Patients with type 2 diabetes and hypertension who kept their blood pressure very tightly controlled had fewer eye disorders caused by their diabetes, according to an article in the November issue of The Archives of Ophthalmology, one of the JAMA/Archives journals.
According to the article, type 2 diabetes and hypertension are often associated. At age 40, approximately 32 percent of patients with type 2 diabetes are also hypertensive, and that proportion increases to 47 percent by age 60, the article states. Hypertension also increases the risk of microvascular disease (including diseases of the eye like retinopathy, which can affect vision), and reducing blood pressure has been known to reduce the risk of microvascular disease.

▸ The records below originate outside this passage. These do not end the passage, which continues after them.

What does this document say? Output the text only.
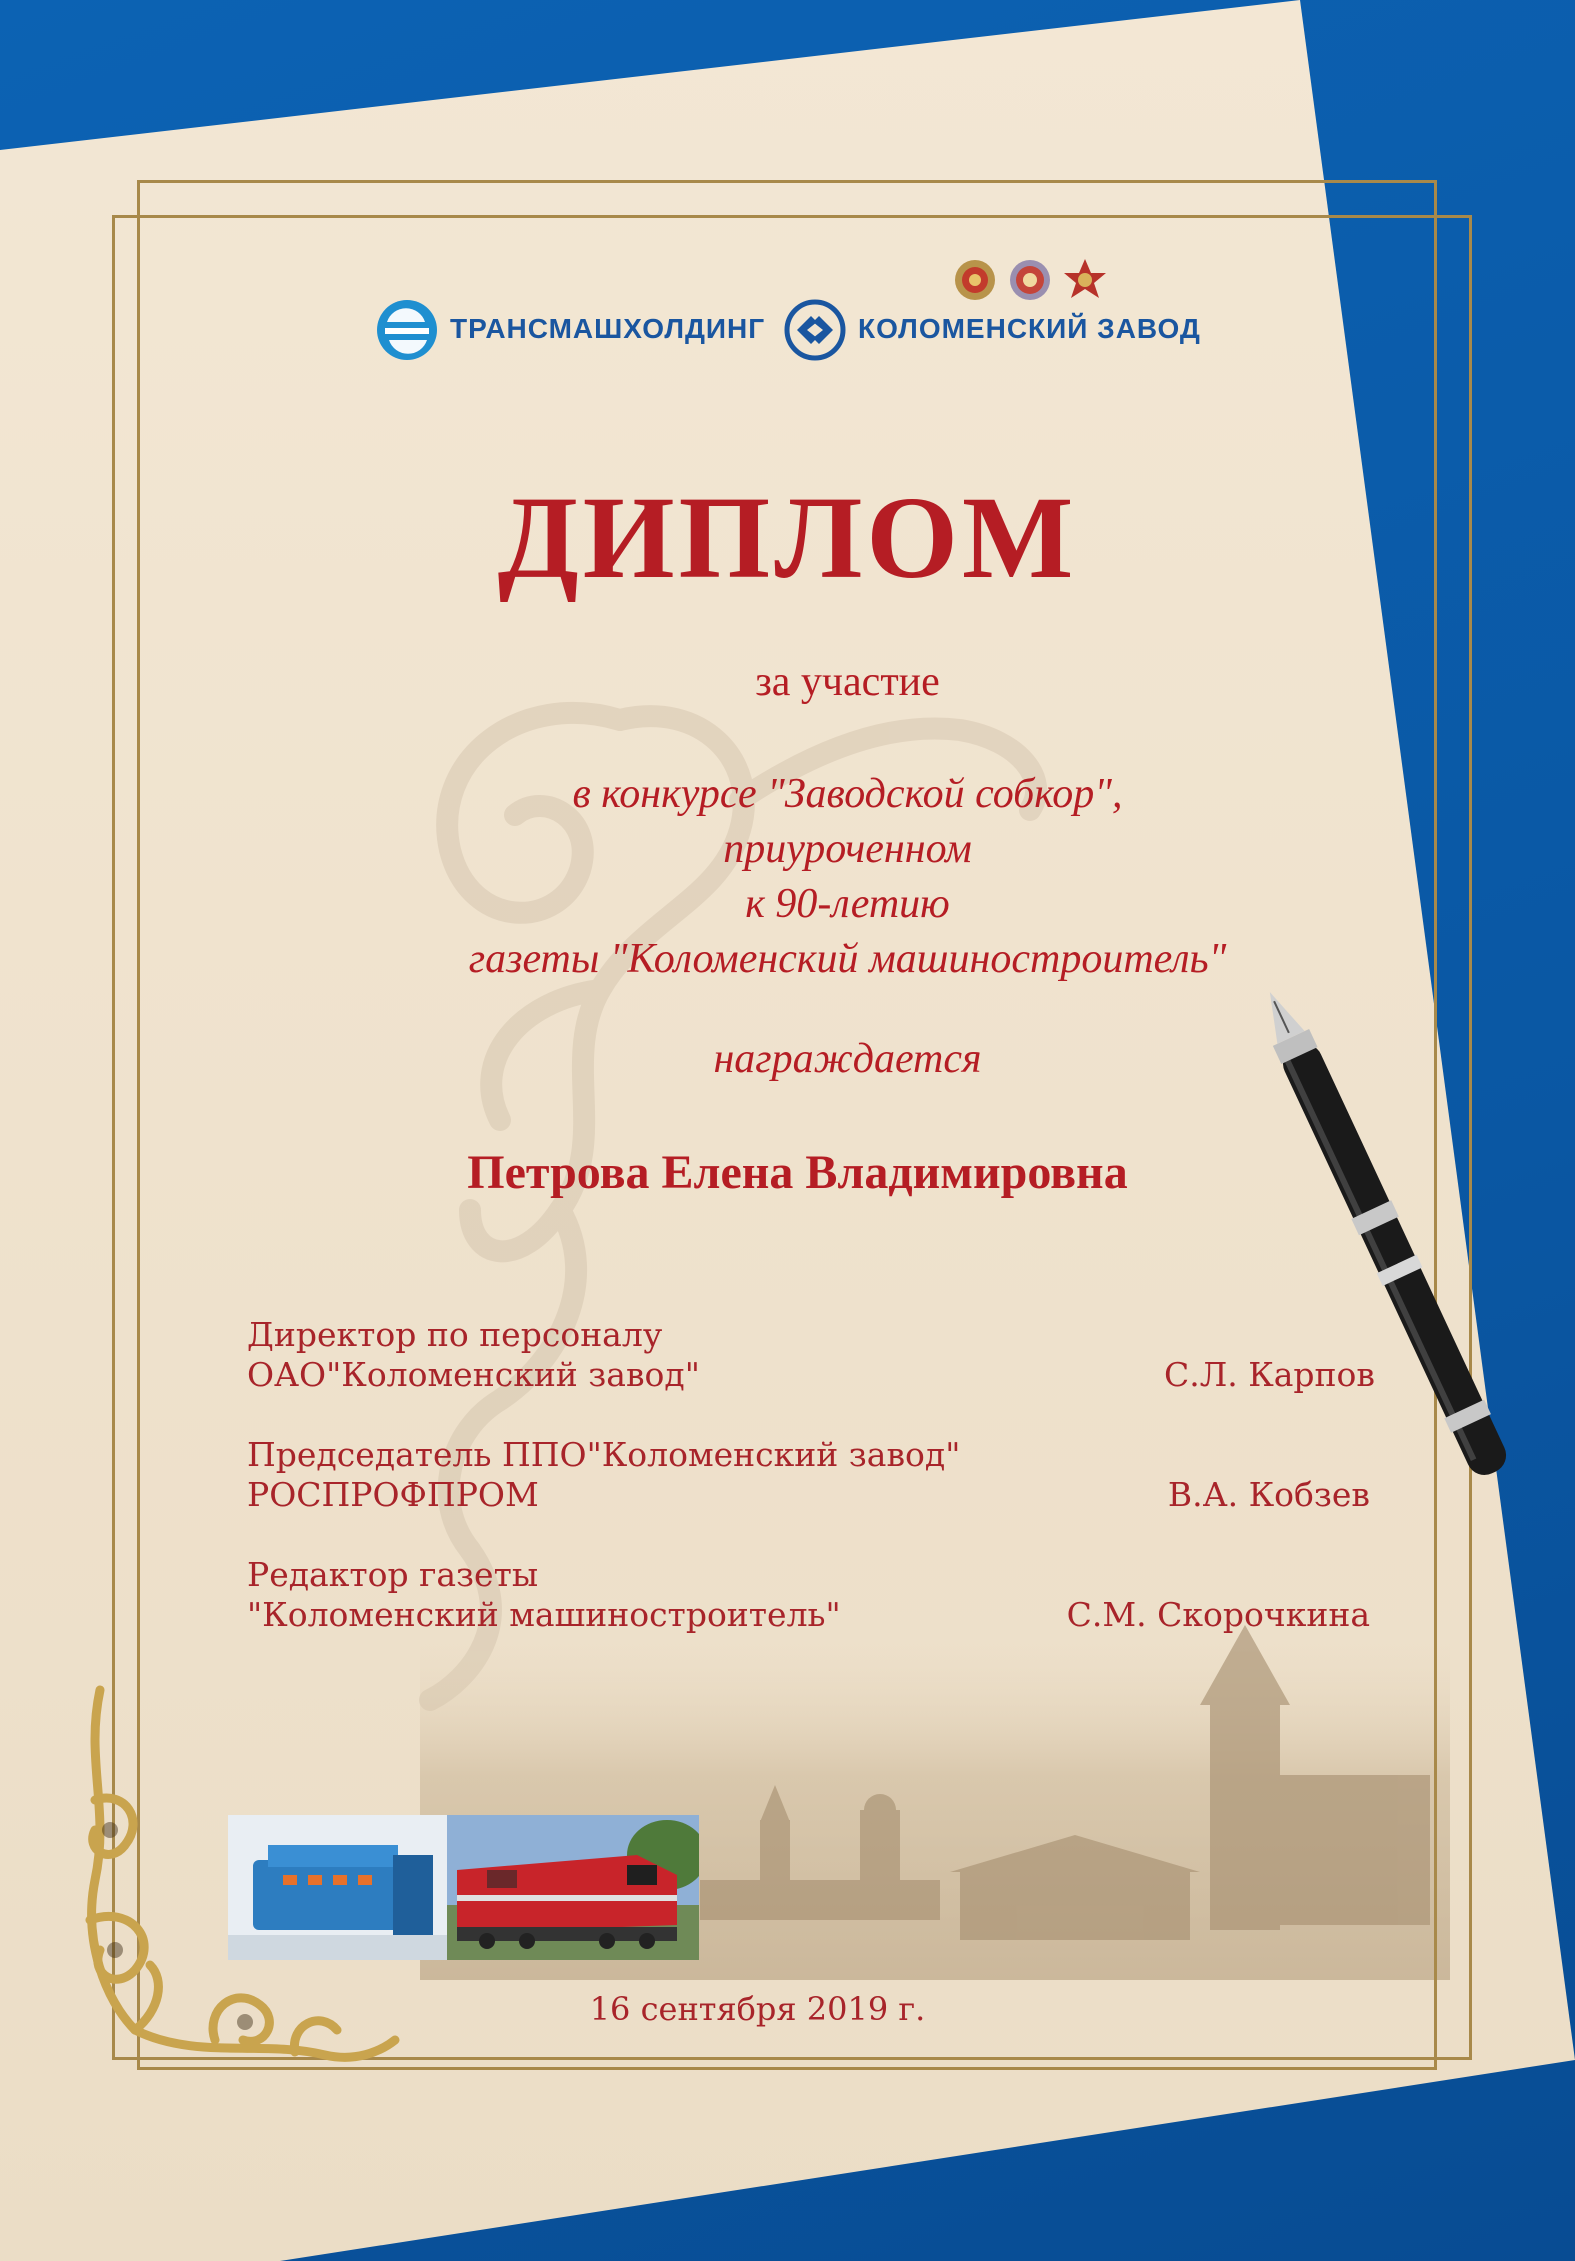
ТРАНСМАШХОЛДИНГ	КОЛОМЕНСКИЙ ЗАВОД
ДИПЛОМ
за участие
в конкурсе "Заводской собкор",
приуроченном
к 90-летию
газеты "Коломенский машиностроитель"
награждается
Петрова Елена Владимировна
Директор по персоналу
ОАО"Коломенский завод"	С.Л. Карпов
Председатель ППО"Коломенский завод"
РОСПРОФПРОМ	В.А. Кобзев
Редактор газеты
"Коломенский машиностроитель"	С.М. Скорочкина
16 сентября 2019 г.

David R. Matthews, F.R.C.P., of the Oxford Centre for Diabetes, Endocrinology, and Metabolism, Churchill Hospital, England, and colleagues investigated the relationship between tight blood pressure (BP) control and diabetic retinopathy (a type of eye disorder associated with diabetes) in patients with type 2 diabetes mellitus (DM).
The researchers studied 1,148 hypertensive patients (average age, 56) who had DM for an average duration of 2.6 years at the beginning of the study. Participants had an average BP of 160/94 millimeters of mercury (mm Hg). Seven hundred fifty eight patients were randomly assigned to the tight BP control group (aiming for a BP of less than 150/85 mm Hg), and 390 were assigned to a less stringent BP control policy (aiming for a BP of less than 180/105 mm Hg).

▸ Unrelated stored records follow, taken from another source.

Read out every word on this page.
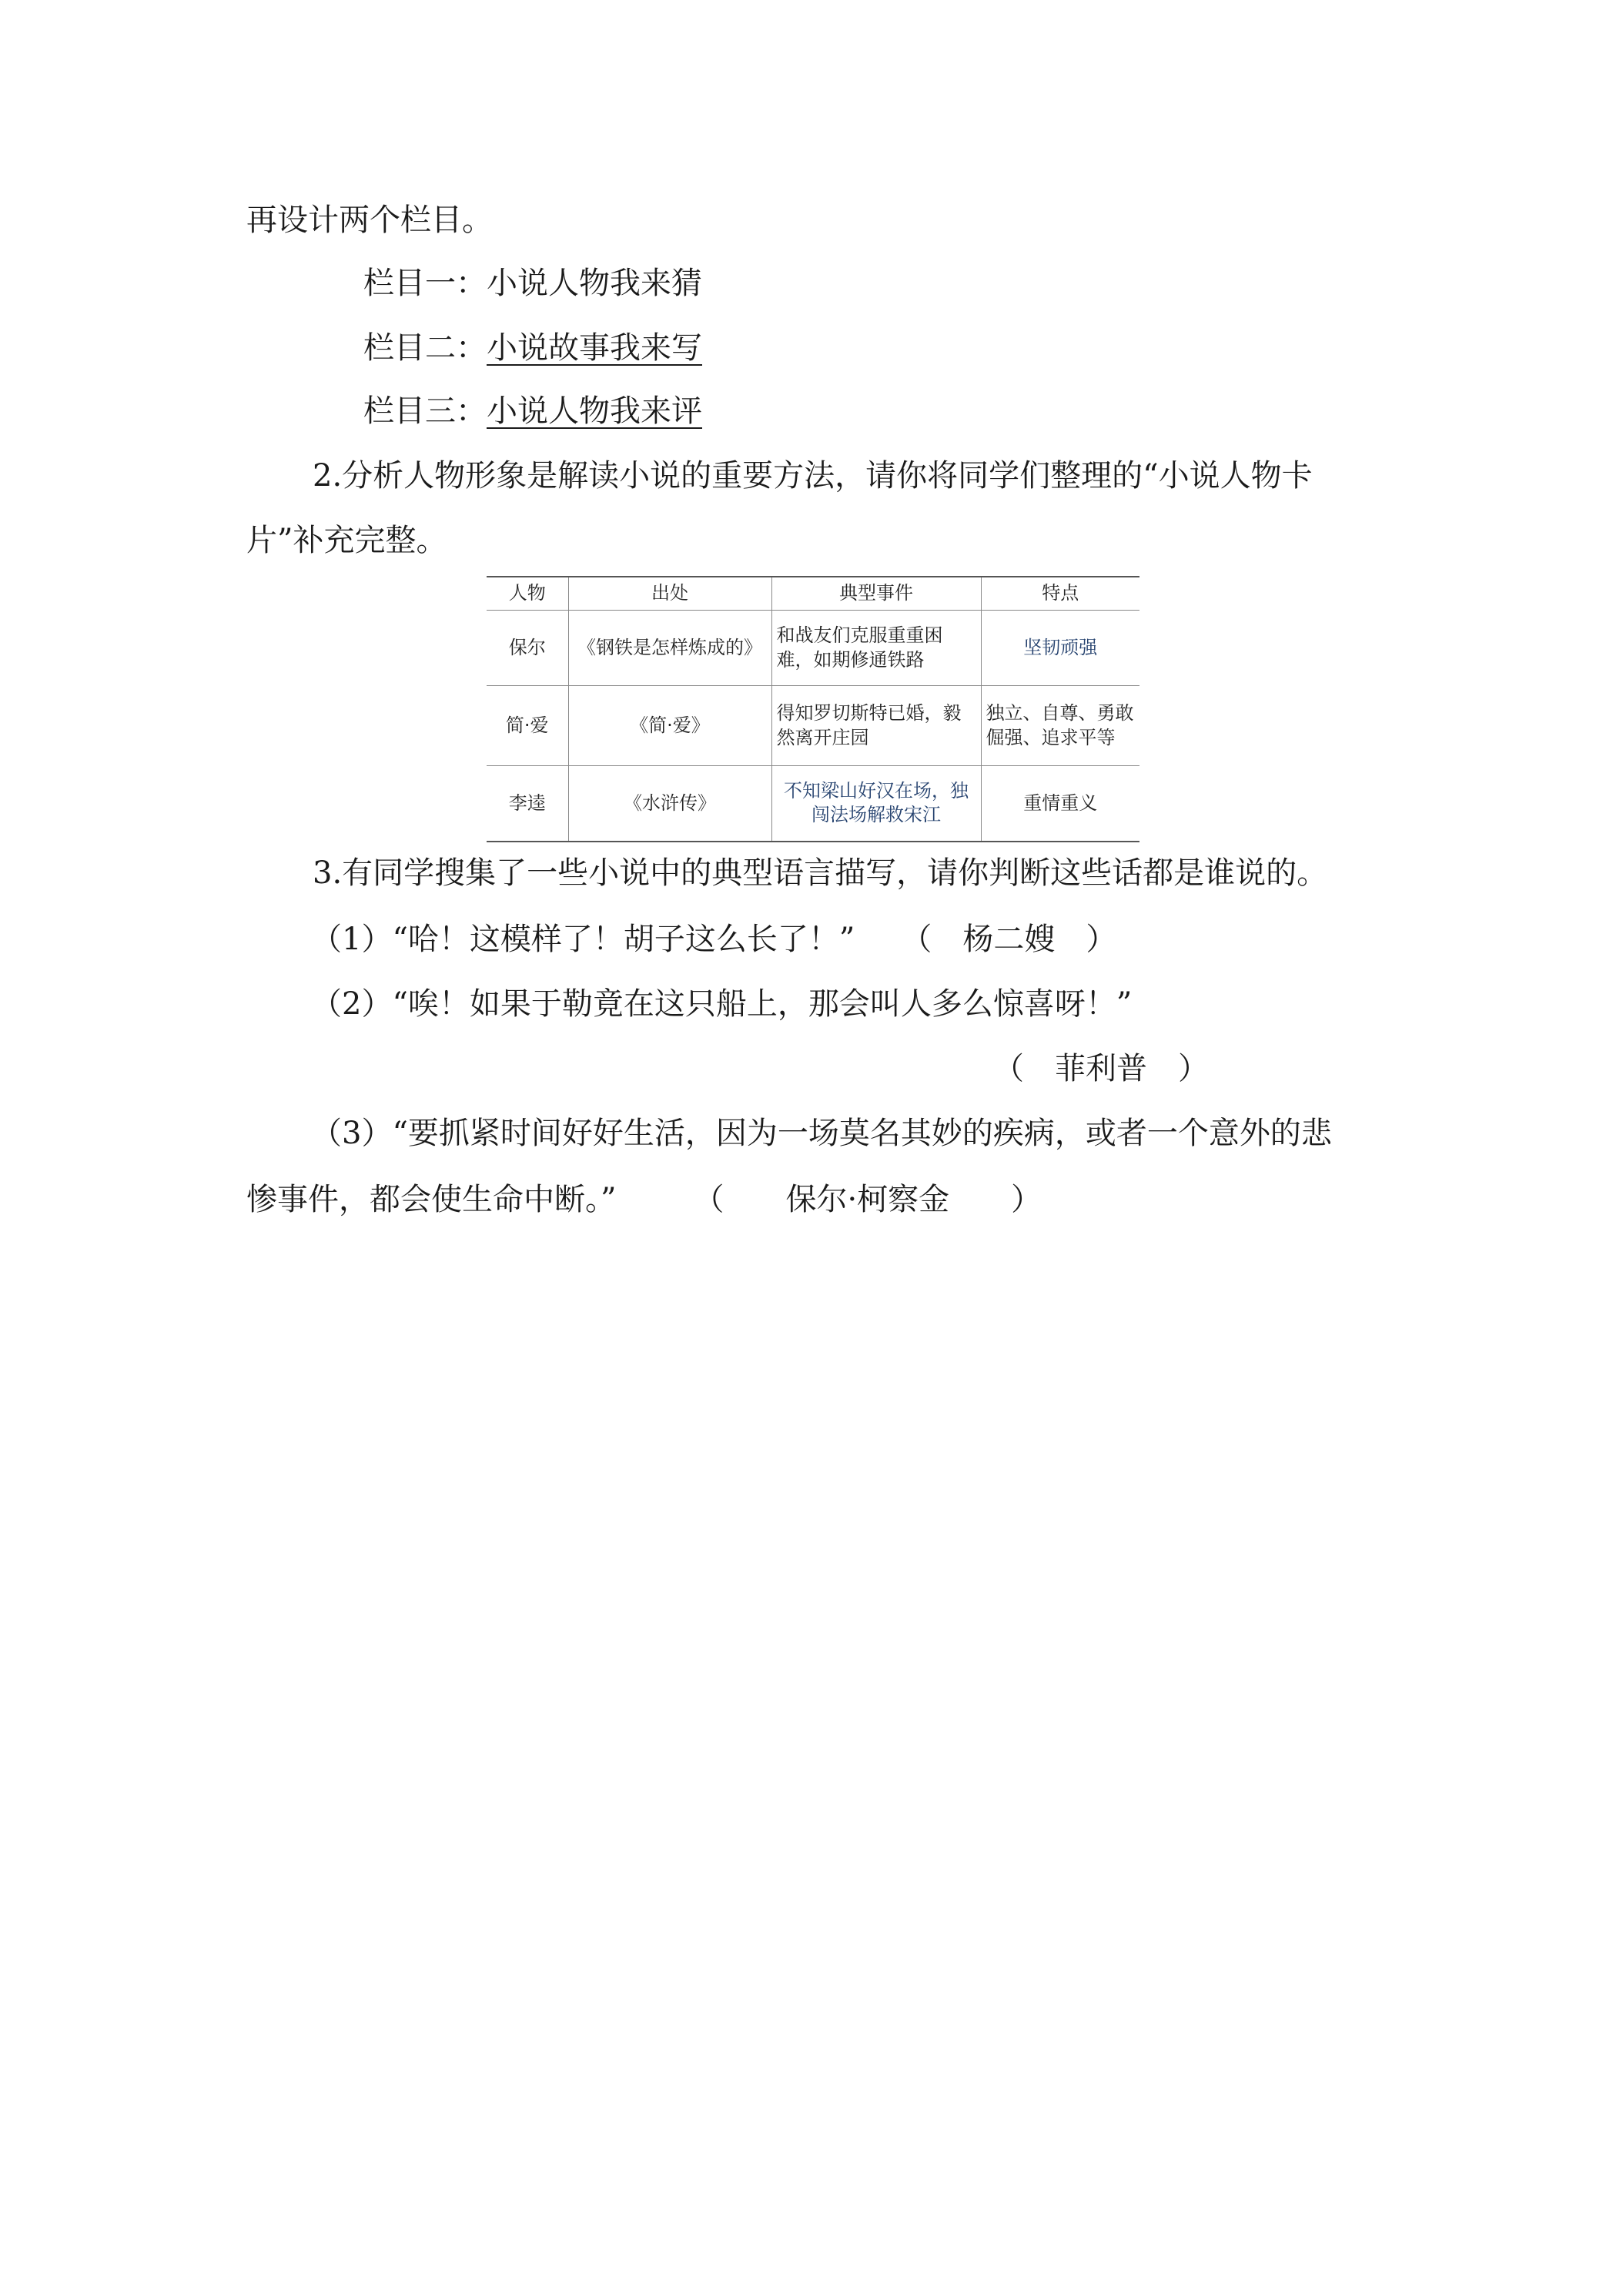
再设计两个栏目。
栏目一：小说人物我来猜
栏目二：小说故事我来写
栏目三：小说人物我来评
2.分析人物形象是解读小说的重要方法，请你将同学们整理的“小说人物卡
片”补充完整。
人物	出处	典型事件	特点
保尔	《钢铁是怎样炼成的》	和战友们克服重重困难，如期修通铁路	坚韧顽强
简·爱	《简·爱》	得知罗切斯特已婚，毅然离开庄园	独立、自尊、勇敢倔强、追求平等
李逵	《水浒传》	不知梁山好汉在场，独闯法场解救宋江	重情重义
3.有同学搜集了一些小说中的典型语言描写，请你判断这些话都是谁说的。
（1）“哈！这模样了！胡子这么长了！” （　杨二嫂　）
（2）“唉！如果于勒竟在这只船上，那会叫人多么惊喜呀！”
（　菲利普　）
（3）“要抓紧时间好好生活，因为一场莫名其妙的疾病，或者一个意外的悲
惨事件，都会使生命中断。”	（　　保尔·柯察金　　）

The researchers found that 4.5 years after the beginning of the study, 23.3 percent of participants in the tight BP control group experienced five or more microaneurysms (tiny dilated areas in the walls of the blood vessels of the eye) compared to 33.5 percent of the less tight BP control group. Additionally, there was an elevated risk of blindness in the less strict BP control group, although no participant went blind in both eyes over the study period.
“High BP is detrimental to each aspect of diabetic retinopathy and a tight BP control policy reduces the risk of clinical complications from diabetic eye disease,” the authors write.